L’affaire ‘‘Faux diplômes’’ à la Douane continue ses dégâts| avec des agents brisés et une justice à double vitesse
Treize mois après l’éclatement du scandale des faux diplômes dans l’administration douanière ivoirienne, l’affaire révèle un traitement inégal et une gestion décriée par les victimes. Deux agents sont morts, d’autres vivent un calvaire fait de suspensions arbitraires, d’humiliations publiques et de détresse sociale, pendant que certains, pourtant fautifs selon la Fonction publique, échappent à toute sanction. Une affaire d’État qui interroge sur l’équité, la légalité et l’humanité dans la lutte contre la fraude.

Tout débute avec le concours professionnel exceptionnel de 2021, destiné aux agents comptant entre 11 et 23 ans d’ancienneté, conformément aux dispositions de l’article 77 du Statut général de la Fonction publique.
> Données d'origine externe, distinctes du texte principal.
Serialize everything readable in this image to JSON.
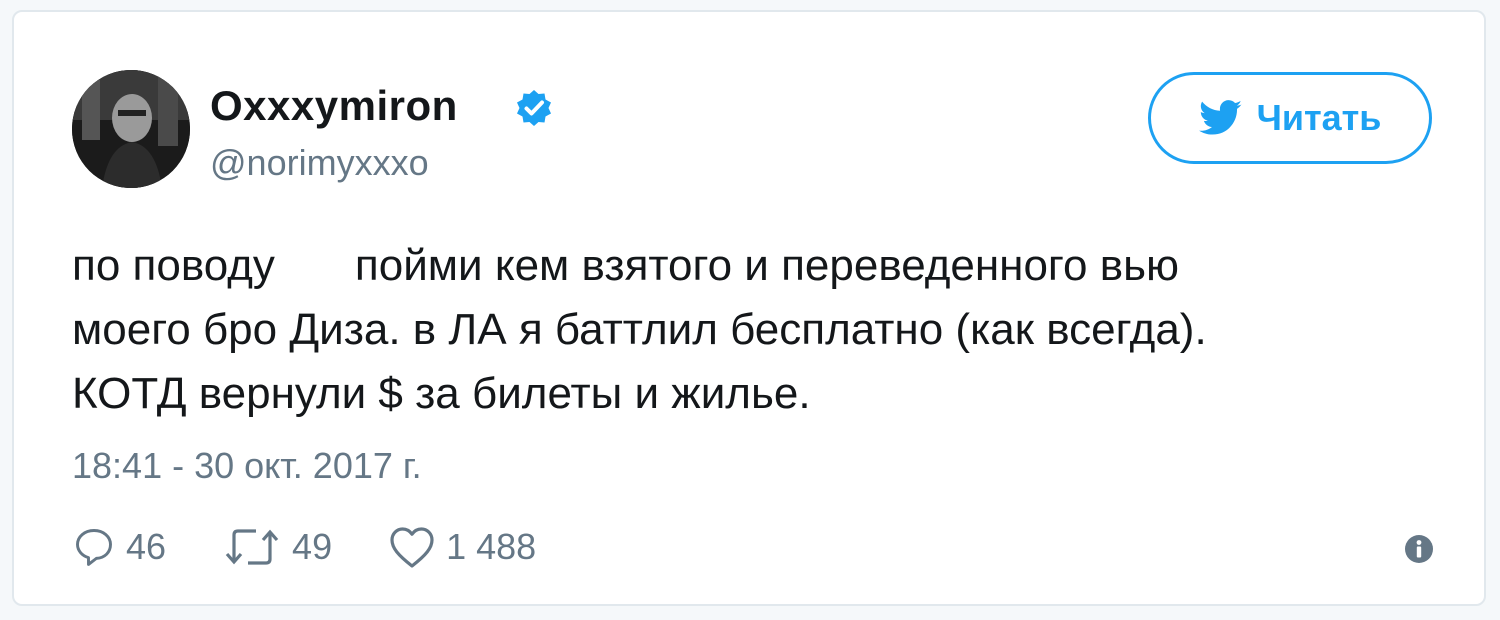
{
  "tweet": {
    "display_name": "Oxxxymiron",
    "handle": "@norimyxxxo",
    "follow_label": "Читать",
    "text_line_1a": "по поводу",
    "text_line_1b": "пойми кем взятого и переведенного вью",
    "text_line_2": "моего бро Диза. в ЛА я баттлил бесплатно (как всегда).",
    "text_line_3": "КОТД вернули $ за билеты и жилье.",
    "timestamp": "18:41 - 30 окт. 2017 г.",
    "replies": "46",
    "retweets": "49",
    "likes": "1 488"
  },
  "icons": {
    "verified": "verified-badge-icon",
    "twitter": "twitter-bird-icon",
    "reply": "reply-icon",
    "retweet": "retweet-icon",
    "like": "heart-icon",
    "info": "info-icon"
  },
  "colors": {
    "accent": "#1da1f2",
    "muted": "#657786",
    "text": "#14171a",
    "border": "#e1e8ed"
  }
}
Après les épreuves, la formation et le stage réglementaire, les résultats définitifs ont été entérinés par arrêtés ministériels.
Pourtant, le 4 mars 2024, lors d’une cérémonie à l’École nationale des Douanes, plusieurs agents sont soudainement accusés de fraude par le Directeur des Ressources Humaines, Mea Koffi Ignace, en présence des colonels Bouagba Brice et Serre Germain. Leurs noms et matricules sont aussitôt exposés publiquement sur les réseaux sociaux, en totale violation de leur droit à la dignité humaine.
Pire encore, ces agents sont traduits en justice, et leurs primes– acquises bien avant cette affaire – sont brutalement suspendues. Depuis, ils vivent dans une profonde précarité, marqués par une détresse psychosociale constante.

Parmi les victimes de cette humiliation publique et des sanctions administratives du Directeur Général des Douanes : Coulibaly Awa Anastasie, hospitalisée après un choc psychologique, est transférée du privé au CHU de Treichville faute de moyens, avant d’y décéder.
L’agent Kouamé Konan Jean Claude, quant à lui, souffrant d’un syndrome dépressif, meurt dans son village après une détérioration de son état de santé, sans prise en charge. Tous deux victimes collatérales d’une procédure disciplinaire conduite sans humanité ni rigueur.
Le 18 octobre 2024, dans un retournement inattendu, le ministère de la Fonction publique annonce avoir annulé l’admission de certains inspecteurs et administrateurs après enquête. Pourtant, ces derniers avaient déjà été promus et affectés avec leurs nouveaux grades par la Direction générale des Douanes.
Contrairement aux premiers agents exposés et traînés devant la justice, ces derniers ont été discrètement retirés de leurs fonctions, mis à la disposition de la DRH… sans suspension de salaire, de primes, ni poursuite. Ce deux poids, deux mesures alimentent les accusations de favoritisme et de partialité à l’encontre du DG Da Pierre.
Autre faille juridique majeure

Les suspensions prononcées contre les agents actuellement en procès s’appuient sur une délégation de signature émise en 2018, bien avant la nomination du ministre actuel en 2023.
Or, cette délégation est juridiquement personnelle et non transmissible. Sa validité est donc sérieusement remise en cause. Enfin, les agents suspendus dénoncent la coupure brutale de leurs avantages financiers, sans notification formelle.
Les correspondances de leur avocat, pourtant nombreuses, sont restées lettre morte. Malgré la gravité des conséquences humaines, la hiérarchie douanière n’a jamais reconnu ses torts.

Aujourd’hui, une question cruciale se pose : combien de vies encore faudra-t-il briser avant que justice, équité et responsabilité prévalent dans ce dossier ?
La lutte contre la fraude ne saurait justifier des méthodes qui violent les droits fondamentaux et compromettent l’intégrité de l’administration publique.